Tree rings usually give scientists a window into the past, but the iconic redwoods have always had too erratic of growth patterns to get much information from their trunks. A new way of looking at the giant trees could change that. 

"This is really the first time that climate reconstruction has ever been done with redwoods," Jim Johnstone, late postdoctoral position holder at the UW-based Joint Institute for the Study of the Atmosphere and the Ocean, said in a University of Washinton news release. 

Redwoods, while not the oldest trees on the west coast, but are considered to be the tallest living things on Earth. They live in a uniquely foggy California climate, and researchers hoped to use the trees to determine information about the region's past. 

"Redwoods are restricted to a very narrow strip along the coastline," Johnstone said. "They're tied to the coastline, and they're sensitive to marine conditions, so they actually may tell you more about what's happening over the ocean than they do about what's happening over land."
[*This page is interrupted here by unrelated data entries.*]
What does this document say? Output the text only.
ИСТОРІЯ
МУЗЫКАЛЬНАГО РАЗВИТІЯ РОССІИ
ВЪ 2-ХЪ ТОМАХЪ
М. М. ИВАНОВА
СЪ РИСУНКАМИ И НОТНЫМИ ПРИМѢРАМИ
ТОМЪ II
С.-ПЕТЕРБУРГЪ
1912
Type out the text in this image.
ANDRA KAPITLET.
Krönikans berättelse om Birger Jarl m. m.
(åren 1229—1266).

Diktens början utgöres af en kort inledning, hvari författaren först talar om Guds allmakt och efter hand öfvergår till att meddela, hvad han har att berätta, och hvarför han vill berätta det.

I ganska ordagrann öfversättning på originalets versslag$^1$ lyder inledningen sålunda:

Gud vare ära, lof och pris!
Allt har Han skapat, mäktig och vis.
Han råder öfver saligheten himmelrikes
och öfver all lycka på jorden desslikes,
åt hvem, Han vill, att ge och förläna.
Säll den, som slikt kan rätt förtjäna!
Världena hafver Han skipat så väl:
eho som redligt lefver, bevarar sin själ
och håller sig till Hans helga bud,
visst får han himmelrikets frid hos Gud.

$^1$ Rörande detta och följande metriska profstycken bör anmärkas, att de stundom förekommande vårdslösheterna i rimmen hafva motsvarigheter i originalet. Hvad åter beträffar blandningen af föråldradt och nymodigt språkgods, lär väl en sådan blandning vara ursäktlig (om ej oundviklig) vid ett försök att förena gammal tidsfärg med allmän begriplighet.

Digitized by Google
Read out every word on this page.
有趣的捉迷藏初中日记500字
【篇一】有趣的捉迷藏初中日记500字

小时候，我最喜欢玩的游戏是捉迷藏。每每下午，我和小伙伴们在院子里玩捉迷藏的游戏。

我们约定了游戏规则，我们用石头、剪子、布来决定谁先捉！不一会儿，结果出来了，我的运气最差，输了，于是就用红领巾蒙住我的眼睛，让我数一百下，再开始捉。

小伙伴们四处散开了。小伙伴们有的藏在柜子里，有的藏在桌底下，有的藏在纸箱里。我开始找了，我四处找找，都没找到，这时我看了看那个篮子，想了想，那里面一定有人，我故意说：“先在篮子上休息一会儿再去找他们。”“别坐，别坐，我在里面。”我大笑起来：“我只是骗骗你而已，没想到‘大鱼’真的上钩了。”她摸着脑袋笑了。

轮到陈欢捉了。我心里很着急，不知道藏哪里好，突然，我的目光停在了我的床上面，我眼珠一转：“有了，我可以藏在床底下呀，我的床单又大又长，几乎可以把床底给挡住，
The researchers were able to use the trees' cores to determine 50 years of California climate history. Since the scientists' findings matched written climate records, the researchers showed their method could accurately look at local weather thousands of years back. 

"Tree-ring research, or dendrochronology, typically involves a detailed look at a cross-section of a tree trunk. But the rings of a redwood are uneven and don't always fully encircle the tree, making it a poor candidate for anything except detecting historic fires," the news release reported. 

Instead of the traditional way of looking at tree rings, the researchers sampled molecules contained within the wood in a similar fashion to the way they would treat ice cores. 

The majority of Earth's atmospheric oxygen has an atomic mass of 16 (O-16), but some is slightly heavier at O-18. When seawater evaporates and becomes clouds it often releases O-18 rains, while the rain that falls on land is more likely to have an O-16 isotope. 

Fog forms near the shore and "drips down through tree branches" when it is blown ashore. The team found they could measure the proportions of rain and fog by looking at these isotopes. 

"We actually have two indicators that we can use in combination to determine if a particular summer was foggy with a little rain, foggy with a lot of rain, and various combinations of the two," Johnstone said.

Past research by Johnstone suggests the California fog is generally affected by ocean surface temperatures. If researchers can use the redwoods to gauge the behavior of fog throughout the centuries, they could potentially learn about ocean patterns as well. 

"It's possible that the redwoods could give us direct indication of how that's worked over longer periods," Johnstone said. "This is just a piece that contributes to that understanding in a pretty unique place."